Montreal’s James O’Callaghan exemplifies a wave of younger composers whose unique remedies have successfully healed some of the major ideological rifts that characterized twentieth-century music. This new disc, immaculately performed by the brilliant and agile Ensemble Paramirabo, plucks four of his chamber works from their onstage home (most include performative elements) and renders them as recordings.
           
On one level, his music audibly extends from Helmut Lachenmann’s lineage in its celebration of colour, texture, and gesture, yet this manifests in an utterly personal manner. The nod to ASMR (autonomous sensory meridian response) and its attendant online subculture in the titular work’s program notes is telling. Seemingly inspired by this phenomenon’s subjective, sound-induced shivers of pleasure, the works are grounded in the sumptuousness of delicate sound.
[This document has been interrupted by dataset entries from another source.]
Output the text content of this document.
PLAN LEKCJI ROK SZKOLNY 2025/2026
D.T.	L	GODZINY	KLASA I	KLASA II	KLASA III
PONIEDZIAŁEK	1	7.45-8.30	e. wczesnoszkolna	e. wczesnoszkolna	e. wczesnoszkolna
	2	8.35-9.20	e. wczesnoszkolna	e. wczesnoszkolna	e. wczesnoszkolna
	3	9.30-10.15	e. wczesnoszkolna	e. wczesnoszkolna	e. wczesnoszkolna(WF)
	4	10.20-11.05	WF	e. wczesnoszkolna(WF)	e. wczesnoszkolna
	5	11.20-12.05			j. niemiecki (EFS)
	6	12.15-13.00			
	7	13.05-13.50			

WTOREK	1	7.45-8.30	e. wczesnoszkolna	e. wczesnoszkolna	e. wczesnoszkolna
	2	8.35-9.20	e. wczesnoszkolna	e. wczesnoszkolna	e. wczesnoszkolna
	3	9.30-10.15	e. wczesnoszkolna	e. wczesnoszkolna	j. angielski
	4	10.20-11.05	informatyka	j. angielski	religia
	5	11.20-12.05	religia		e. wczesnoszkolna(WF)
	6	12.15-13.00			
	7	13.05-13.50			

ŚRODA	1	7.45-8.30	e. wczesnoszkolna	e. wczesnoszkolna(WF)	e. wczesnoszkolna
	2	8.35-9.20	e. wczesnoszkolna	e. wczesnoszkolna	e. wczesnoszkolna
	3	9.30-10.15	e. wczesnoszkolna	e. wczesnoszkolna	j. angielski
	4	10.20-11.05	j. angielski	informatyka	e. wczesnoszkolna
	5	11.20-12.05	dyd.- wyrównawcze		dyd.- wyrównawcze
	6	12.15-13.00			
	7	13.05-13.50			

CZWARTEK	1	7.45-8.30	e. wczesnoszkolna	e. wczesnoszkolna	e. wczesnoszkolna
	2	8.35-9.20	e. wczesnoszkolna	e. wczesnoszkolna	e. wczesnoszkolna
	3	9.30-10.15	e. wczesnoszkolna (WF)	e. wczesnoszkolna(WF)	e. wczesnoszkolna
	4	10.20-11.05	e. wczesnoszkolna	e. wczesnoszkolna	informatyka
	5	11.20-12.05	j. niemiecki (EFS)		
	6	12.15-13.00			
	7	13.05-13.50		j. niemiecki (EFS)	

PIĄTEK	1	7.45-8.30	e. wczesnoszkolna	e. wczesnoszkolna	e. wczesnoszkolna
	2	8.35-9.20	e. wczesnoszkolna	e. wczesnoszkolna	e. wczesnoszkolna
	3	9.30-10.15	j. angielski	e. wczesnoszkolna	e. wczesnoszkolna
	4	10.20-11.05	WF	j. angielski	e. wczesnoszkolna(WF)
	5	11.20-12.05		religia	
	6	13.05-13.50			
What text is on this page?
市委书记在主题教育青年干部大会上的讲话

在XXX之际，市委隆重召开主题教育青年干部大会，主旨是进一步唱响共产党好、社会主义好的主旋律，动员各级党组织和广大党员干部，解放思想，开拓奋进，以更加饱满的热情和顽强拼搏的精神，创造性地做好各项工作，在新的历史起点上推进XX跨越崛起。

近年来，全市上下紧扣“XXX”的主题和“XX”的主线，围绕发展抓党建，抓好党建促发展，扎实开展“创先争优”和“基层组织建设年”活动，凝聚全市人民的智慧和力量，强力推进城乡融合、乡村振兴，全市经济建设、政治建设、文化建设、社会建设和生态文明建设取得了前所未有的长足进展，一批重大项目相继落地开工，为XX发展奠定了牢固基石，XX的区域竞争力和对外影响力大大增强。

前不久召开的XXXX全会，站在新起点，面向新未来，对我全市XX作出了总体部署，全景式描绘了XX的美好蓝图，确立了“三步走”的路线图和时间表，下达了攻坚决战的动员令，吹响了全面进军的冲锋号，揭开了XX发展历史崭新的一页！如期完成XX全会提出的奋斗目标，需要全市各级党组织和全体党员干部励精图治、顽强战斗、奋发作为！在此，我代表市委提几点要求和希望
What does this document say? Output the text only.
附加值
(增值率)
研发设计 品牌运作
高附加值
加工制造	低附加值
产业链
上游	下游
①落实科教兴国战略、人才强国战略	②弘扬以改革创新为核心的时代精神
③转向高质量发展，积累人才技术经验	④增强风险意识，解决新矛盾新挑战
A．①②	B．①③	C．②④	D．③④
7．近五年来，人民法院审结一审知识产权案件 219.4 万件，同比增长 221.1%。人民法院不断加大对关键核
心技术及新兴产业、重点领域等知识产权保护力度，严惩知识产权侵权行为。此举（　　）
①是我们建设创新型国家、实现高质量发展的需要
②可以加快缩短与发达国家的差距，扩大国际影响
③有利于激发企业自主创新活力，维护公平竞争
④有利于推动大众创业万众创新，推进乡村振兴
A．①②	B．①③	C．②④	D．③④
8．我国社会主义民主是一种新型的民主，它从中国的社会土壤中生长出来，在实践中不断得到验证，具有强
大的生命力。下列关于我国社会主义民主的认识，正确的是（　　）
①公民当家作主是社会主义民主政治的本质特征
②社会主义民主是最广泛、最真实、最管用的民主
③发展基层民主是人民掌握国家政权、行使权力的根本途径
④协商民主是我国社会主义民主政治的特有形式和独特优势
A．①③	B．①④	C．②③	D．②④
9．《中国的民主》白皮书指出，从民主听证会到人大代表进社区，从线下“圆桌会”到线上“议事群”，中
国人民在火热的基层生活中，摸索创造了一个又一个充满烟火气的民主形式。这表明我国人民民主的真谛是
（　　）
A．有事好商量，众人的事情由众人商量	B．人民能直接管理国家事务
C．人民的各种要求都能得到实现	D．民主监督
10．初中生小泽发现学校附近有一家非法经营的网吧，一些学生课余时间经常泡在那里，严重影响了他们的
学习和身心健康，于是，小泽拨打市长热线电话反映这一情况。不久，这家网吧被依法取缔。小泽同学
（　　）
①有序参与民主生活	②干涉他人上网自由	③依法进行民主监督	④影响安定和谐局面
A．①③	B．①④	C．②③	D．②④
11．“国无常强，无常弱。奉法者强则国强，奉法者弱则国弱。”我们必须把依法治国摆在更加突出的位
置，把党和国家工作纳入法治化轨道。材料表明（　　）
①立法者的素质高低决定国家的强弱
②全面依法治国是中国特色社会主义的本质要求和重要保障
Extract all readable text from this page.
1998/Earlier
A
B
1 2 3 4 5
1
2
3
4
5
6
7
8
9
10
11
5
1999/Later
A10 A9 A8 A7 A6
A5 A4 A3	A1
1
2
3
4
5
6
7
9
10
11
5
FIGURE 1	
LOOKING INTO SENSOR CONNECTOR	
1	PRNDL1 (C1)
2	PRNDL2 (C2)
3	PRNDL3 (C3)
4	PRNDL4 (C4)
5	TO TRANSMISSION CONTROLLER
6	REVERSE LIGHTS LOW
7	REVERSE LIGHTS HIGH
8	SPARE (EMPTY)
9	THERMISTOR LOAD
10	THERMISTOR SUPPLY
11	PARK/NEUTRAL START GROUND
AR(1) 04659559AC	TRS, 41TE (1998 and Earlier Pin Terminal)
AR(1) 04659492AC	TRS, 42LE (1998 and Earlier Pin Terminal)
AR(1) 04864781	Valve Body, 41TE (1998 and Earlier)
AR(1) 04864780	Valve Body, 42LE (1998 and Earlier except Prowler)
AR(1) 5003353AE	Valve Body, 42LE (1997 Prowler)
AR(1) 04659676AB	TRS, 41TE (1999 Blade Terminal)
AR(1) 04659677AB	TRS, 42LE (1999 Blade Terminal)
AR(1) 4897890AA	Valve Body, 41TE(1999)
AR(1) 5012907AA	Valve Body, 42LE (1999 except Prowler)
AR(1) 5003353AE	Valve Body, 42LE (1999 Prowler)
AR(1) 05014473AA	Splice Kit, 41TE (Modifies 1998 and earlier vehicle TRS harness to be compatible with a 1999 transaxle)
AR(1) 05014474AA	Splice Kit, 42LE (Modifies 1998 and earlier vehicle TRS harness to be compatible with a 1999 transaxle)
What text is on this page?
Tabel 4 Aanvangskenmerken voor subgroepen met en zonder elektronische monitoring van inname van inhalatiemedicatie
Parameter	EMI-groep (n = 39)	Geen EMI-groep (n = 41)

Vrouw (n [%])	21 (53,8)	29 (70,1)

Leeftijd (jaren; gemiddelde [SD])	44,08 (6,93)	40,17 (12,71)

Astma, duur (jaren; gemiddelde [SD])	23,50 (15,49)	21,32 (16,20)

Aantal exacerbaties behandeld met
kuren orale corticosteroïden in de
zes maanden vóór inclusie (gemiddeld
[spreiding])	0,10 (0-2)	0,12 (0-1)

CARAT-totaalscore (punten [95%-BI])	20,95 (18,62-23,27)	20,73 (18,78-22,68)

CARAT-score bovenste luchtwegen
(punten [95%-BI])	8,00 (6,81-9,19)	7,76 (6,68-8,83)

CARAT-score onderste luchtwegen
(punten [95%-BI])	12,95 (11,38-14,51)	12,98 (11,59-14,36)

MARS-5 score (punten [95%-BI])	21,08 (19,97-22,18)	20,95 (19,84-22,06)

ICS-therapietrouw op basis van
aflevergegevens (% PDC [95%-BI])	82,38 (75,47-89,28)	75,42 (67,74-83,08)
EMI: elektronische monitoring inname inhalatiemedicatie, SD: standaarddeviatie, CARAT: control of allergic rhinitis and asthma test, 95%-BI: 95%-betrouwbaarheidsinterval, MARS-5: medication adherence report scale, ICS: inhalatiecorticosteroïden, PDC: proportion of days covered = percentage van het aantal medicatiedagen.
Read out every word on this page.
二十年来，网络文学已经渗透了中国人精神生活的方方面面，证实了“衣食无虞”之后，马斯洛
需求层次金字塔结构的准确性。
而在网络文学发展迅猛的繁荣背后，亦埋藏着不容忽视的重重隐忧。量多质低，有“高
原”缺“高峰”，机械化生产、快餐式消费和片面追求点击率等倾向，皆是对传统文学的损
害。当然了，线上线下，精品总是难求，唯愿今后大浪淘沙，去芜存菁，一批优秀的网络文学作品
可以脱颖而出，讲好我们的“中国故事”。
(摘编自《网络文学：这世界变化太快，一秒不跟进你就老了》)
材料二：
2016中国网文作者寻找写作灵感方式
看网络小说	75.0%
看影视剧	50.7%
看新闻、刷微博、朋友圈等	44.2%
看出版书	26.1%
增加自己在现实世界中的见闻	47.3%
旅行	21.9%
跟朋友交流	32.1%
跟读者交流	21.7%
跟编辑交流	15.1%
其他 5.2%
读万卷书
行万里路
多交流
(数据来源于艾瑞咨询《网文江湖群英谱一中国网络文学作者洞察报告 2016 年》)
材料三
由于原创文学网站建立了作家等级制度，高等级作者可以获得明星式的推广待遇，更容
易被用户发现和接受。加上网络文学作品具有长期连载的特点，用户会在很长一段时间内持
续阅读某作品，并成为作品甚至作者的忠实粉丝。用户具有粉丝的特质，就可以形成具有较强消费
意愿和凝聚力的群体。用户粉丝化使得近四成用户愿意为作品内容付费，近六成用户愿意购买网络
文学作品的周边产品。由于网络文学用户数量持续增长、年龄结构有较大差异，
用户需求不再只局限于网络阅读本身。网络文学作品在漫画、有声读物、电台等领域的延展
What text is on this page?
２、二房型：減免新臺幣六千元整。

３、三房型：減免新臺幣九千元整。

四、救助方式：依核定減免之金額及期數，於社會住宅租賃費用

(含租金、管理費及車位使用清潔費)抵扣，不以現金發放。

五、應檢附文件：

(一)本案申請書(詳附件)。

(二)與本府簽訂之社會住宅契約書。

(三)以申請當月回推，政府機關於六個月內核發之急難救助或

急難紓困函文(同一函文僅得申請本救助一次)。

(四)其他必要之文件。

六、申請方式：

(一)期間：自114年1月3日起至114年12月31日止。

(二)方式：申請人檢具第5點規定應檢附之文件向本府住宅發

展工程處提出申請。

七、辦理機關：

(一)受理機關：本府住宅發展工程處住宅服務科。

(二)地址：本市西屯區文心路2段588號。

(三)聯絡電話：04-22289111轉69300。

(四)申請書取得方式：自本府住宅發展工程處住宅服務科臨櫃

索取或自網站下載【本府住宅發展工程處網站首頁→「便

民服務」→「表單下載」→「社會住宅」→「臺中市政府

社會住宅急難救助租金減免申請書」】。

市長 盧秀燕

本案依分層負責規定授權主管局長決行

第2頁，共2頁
It’s consistently visceral, albeit gently so.
           
The amorphous trickle of the work’s formal dimension also suggests the gossamer of mundane sound that surrounds us. When it coalesces into precise, dynamic interplay, there’s always a buffer of hush and mystery around these more deliberate gestures, permitting the music to slither off in unexpected directions.
           
The Internet’s response to ASMR also signals another guiding force behind this music. O’Callaghan’s generation (he was born in 1988) has spent life immersed in a rapidly changing technological landscape. Embracing fleeting reference via half-heard melodies, computer-assisted transcription of electronic and recorded sounds, playback technology of multiple fidelities, and, of course, self-reflexivity, he’s possessed of an imagination clearly permeated by the surreal, quotidian postmodernism of today’s world. Yet there’s nothing needlessly arch or clever about his deployment of these conceptual features—they serve the music rather than clumsily compete with it.
           
The rabbit-hole-dappled intellectual surface of this music mirrors its divergent sonic proclivities and points to why it falls together so effortlessly. O’Callaghan intuitively assimilates everything from faint, “lowercase” drift to angular Euromodern bombast, from spectral procedures to refracted glimmers of traditional lyricism. What makes it work? He enfolds this mixture within the elusive but unmistakeable warmth of candour.